Unlikeable Female Characters
The Women Pop Culture Wants You to Hate
"A fresh feminist appraisal of the pop culture canon." —Publishers Weekly
How bitches, trainwrecks, shrews, and crazy women have taken over pop culture and liberated women from having to be nice.
Female characters throughout history have been burdened by the moral trap that is likeability. Any woman who dares to reveal her messy side has been treated as a cautionary tale. Today, unlikeable female characters are everywhere in film, TV, and wider pop culture. For the first time ever, they are being accepted by audiences and even showered with industry awards. We are finally accepting that women are—gasp—fully fledged human beings. How did we get to this point?
Unlikeable Female Characters traces the evolution of highly memorable female characters, examining what exactly makes them popular, how audiences have reacted to them, and the ways in which pop culture is finally allowing us to celebrate the complexities of being a woman. Anna Bogutskaya, film programmer, broadcaster, and co-founder of the horror film collective and podcast The Final Girls, takes us on a journey through popular film, TV, and music, looking at the nuances of womanhood on and off-screen to reveal whether pop culture—and society—is finally ready to embrace complicated women.

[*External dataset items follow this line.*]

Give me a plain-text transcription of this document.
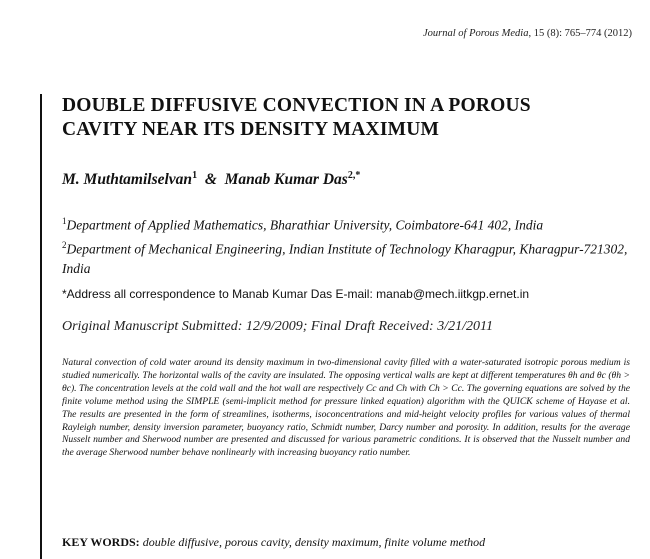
Journal of Porous Media, 15 (8): 765–774 (2012)
DOUBLE DIFFUSIVE CONVECTION IN A POROUS
CAVITY NEAR ITS DENSITY MAXIMUM
M. Muthtamilselvan$^1$ & Manab Kumar Das$^{2,*}$
$^1$Department of Applied Mathematics, Bharathiar University, Coimbatore-641 402, India
$^2$Department of Mechanical Engineering, Indian Institute of Technology Kharagpur, Kharagpur-721302, India
*Address all correspondence to Manab Kumar Das E-mail: manab@mech.iitkgp.ernet.in
Original Manuscript Submitted: 12/9/2009; Final Draft Received: 3/21/2011
Natural convection of cold water around its density maximum in two-dimensional cavity filled with a water-saturated isotropic porous medium is studied numerically. The horizontal walls of the cavity are insulated. The opposing vertical walls are kept at different temperatures θh and θc (θh > θc). The concentration levels at the cold wall and the hot wall are respectively Cc and Ch with Ch > Cc. The governing equations are solved by the finite volume method using the SIMPLE (semi-implicit method for pressure linked equation) algorithm with the QUICK scheme of Hayase et al. The results are presented in the form of streamlines, isotherms, isoconcentrations and mid-height velocity profiles for various values of thermal Rayleigh number, density inversion parameter, buoyancy ratio, Schmidt number, Darcy number and porosity. In addition, results for the average Nusselt number and Sherwood number are presented and discussed for various parametric conditions. It is observed that the Nusselt number and the average Sherwood number behave nonlinearly with increasing buoyancy ratio number.
KEY WORDS: double diffusive, porous cavity, density maximum, finite volume method
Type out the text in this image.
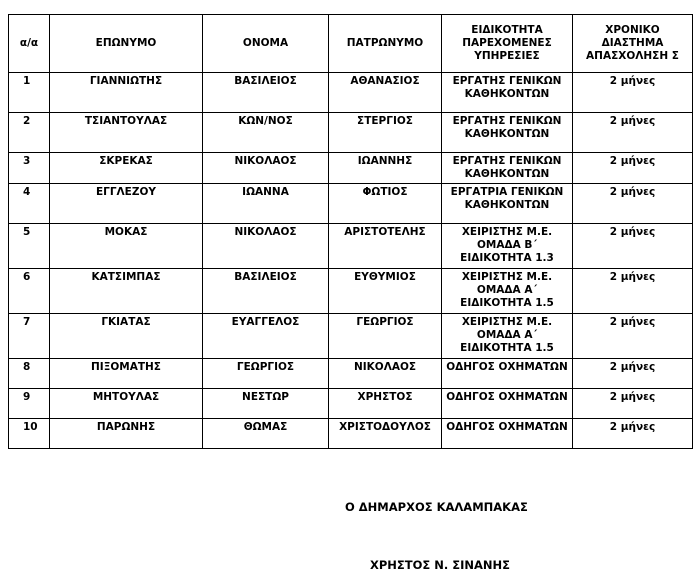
α/α	ΕΠΩΝΥΜΟ	ΟΝΟΜΑ	ΠΑΤΡΩΝΥΜΟ	ΕΙΔΙΚΟΤΗΤΑ ΠΑΡΕΧΟΜΕΝΕΣ ΥΠΗΡΕΣΙΕΣ	ΧΡΟΝΙΚΟ ΔΙΑΣΤΗΜΑ ΑΠΑΣΧΟΛΗΣΗ Σ
1	ΓΙΑΝΝΙΩΤΗΣ	ΒΑΣΙΛΕΙΟΣ	ΑΘΑΝΑΣΙΟΣ	ΕΡΓΑΤΗΣ ΓΕΝΙΚΩΝ ΚΑΘΗΚΟΝΤΩΝ	2 μήνες
2	ΤΣΙΑΝΤΟΥΛΑΣ	ΚΩΝ/ΝΟΣ	ΣΤΕΡΓΙΟΣ	ΕΡΓΑΤΗΣ ΓΕΝΙΚΩΝ ΚΑΘΗΚΟΝΤΩΝ	2 μήνες
3	ΣΚΡΕΚΑΣ	ΝΙΚΟΛΑΟΣ	ΙΩΑΝΝΗΣ	ΕΡΓΑΤΗΣ ΓΕΝΙΚΩΝ ΚΑΘΗΚΟΝΤΩΝ	2 μήνες
4	ΕΓΓΛΕΖΟΥ	ΙΩΑΝΝΑ	ΦΩΤΙΟΣ	ΕΡΓΑΤΡΙΑ ΓΕΝΙΚΩΝ ΚΑΘΗΚΟΝΤΩΝ	2 μήνες
5	ΜΟΚΑΣ	ΝΙΚΟΛΑΟΣ	ΑΡΙΣΤΟΤΕΛΗΣ	ΧΕΙΡΙΣΤΗΣ Μ.Ε. ΟΜΑΔΑ Β΄ ΕΙΔΙΚΟΤΗΤΑ 1.3	2 μήνες
6	ΚΑΤΣΙΜΠΑΣ	ΒΑΣΙΛΕΙΟΣ	ΕΥΘΥΜΙΟΣ	ΧΕΙΡΙΣΤΗΣ Μ.Ε. ΟΜΑΔΑ Α΄ ΕΙΔΙΚΟΤΗΤΑ 1.5	2 μήνες
7	ΓΚΙΑΤΑΣ	ΕΥΑΓΓΕΛΟΣ	ΓΕΩΡΓΙΟΣ	ΧΕΙΡΙΣΤΗΣ Μ.Ε. ΟΜΑΔΑ Α΄ ΕΙΔΙΚΟΤΗΤΑ 1.5	2 μήνες
8	ΠΙΞΟΜΑΤΗΣ	ΓΕΩΡΓΙΟΣ	ΝΙΚΟΛΑΟΣ	ΟΔΗΓΟΣ ΟΧΗΜΑΤΩΝ	2 μήνες
9	ΜΗΤΟΥΛΑΣ	ΝΕΣΤΩΡ	ΧΡΗΣΤΟΣ	ΟΔΗΓΟΣ ΟΧΗΜΑΤΩΝ	2 μήνες
10	ΠΑΡΩΝΗΣ	ΘΩΜΑΣ	ΧΡΙΣΤΟΔΟΥΛΟΣ	ΟΔΗΓΟΣ ΟΧΗΜΑΤΩΝ	2 μήνες
Ο ΔΗΜΑΡΧΟΣ ΚΑΛΑΜΠΑΚΑΣ
ΧΡΗΣΤΟΣ Ν. ΣΙΝΑΝΗΣ
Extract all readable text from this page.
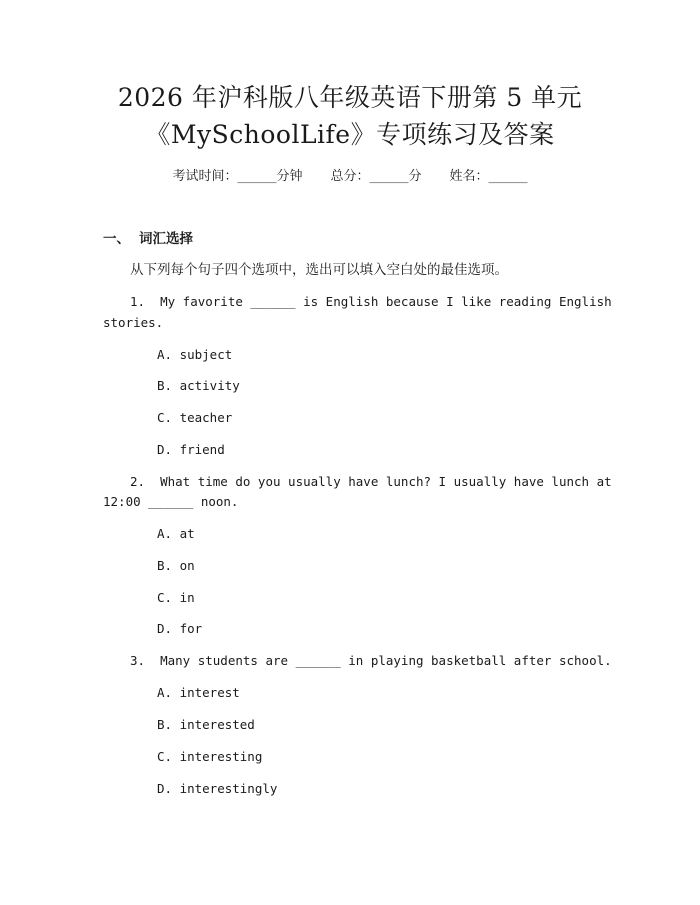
2026 年沪科版八年级英语下册第 5 单元
《MySchoolLife》专项练习及答案
考试时间：______分钟 总分：______分 姓名：______
一、 词汇选择
从下列每个句子四个选项中，选出可以填入空白处的最佳选项。
1.  My favorite ______ is English because I like reading English
stories.
A. subject
B. activity
C. teacher
D. friend
2.  What time do you usually have lunch? I usually have lunch at
12:00 ______ noon.
A. at
B. on
C. in
D. for
3.  Many students are ______ in playing basketball after school.
A. interest
B. interested
C. interesting
D. interestingly
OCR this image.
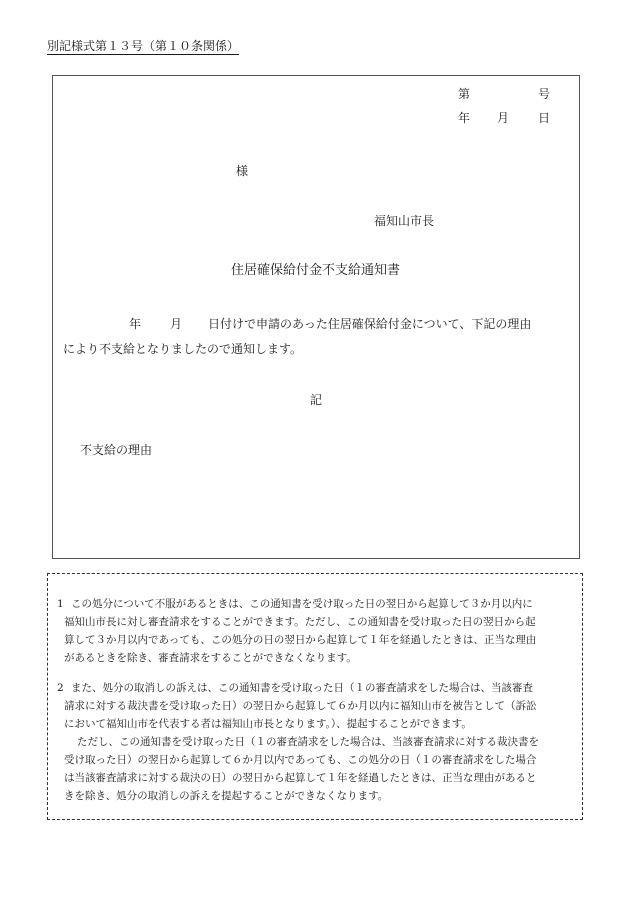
別記様式第１３号（第１０条関係）
第	号
年 月 日
様
福知山市長
住居確保給付金不支給通知書
年 月 日付けで申請のあった住居確保給付金について、下記の理由
により不支給となりましたので通知します。
記
不支給の理由
1 この処分について不服があるときは、この通知書を受け取った日の翌日から起算して３か月以内に
福知山市長に対し審査請求をすることができます。ただし、この通知書を受け取った日の翌日から起
算して３か月以内であっても、この処分の日の翌日から起算して１年を経過したときは、正当な理由
があるときを除き、審査請求をすることができなくなります。
2 また、処分の取消しの訴えは、この通知書を受け取った日（１の審査請求をした場合は、当該審査
請求に対する裁決書を受け取った日）の翌日から起算して６か月以内に福知山市を被告として（訴訟
において福知山市を代表する者は福知山市長となります。）、提起することができます。
ただし、この通知書を受け取った日（１の審査請求をした場合は、当該審査請求に対する裁決書を
受け取った日）の翌日から起算して６か月以内であっても、この処分の日（１の審査請求をした場合
は当該審査請求に対する裁決の日）の翌日から起算して１年を経過したときは、正当な理由があると
きを除き、処分の取消しの訴えを提起することができなくなります。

Praise for Unlikeable Female Characters:
"Fascinating, insightful, and kick-ass." —Emma Jane Unsworth, internationally bestselling author of Grown Ups and Animals
"Beautifully written." —Chelsea G. Summers, author of A Certain Hunger
"Part-cultural exposé, part-Taylor Swift album." —Clarisse Loughrey, Chief Film Critic at The Independent
"Brilliant masterpiece breaking down the tired tropes of TV and beyond." —Aparna Shewakramani, author of She's Unlikeable and star of Indian Matchmaking
This sharp debut by Bogutskaya, a film programmer for the Edinburgh International Film Festival, examines how gender norms affect the reception of female characters and celebrities. Likability, Bogutskaya argues, is a proxy for how much a woman conforms with traditional femininity, and she explores media depictions of women who break social expectations, outlining nine types of "unlikeable women" that include "the bitch," "the mean girl," and "the trainwreck." On "the shrew," she suggests that the virulent hatred Breaking Bad fans directed at character Skyler White stemmed from her failure to passively "stand by" her drug lord husband's immoral exploits. The author contends that the conservative backlash to the explicit sexuality of Cardi B and Megan Thee Stallion's song "WAP" demonstrates that, even though "Western visual culture has been shaped around profiting off images of female beauty," women are expected to downplay their own sexual desires at risk of being deemed a "slut." Other chapters on Mean Girls villain Regina George, Marquise de Merteuil from Dangerous Liaisons, and Fleabag from the show of the same name serve up bracing critiques of how audiences' sexism boxes in female characters and how women artists have pushed back against restrictive tropes. The result is a fresh feminist appraisal of the pop culture canon.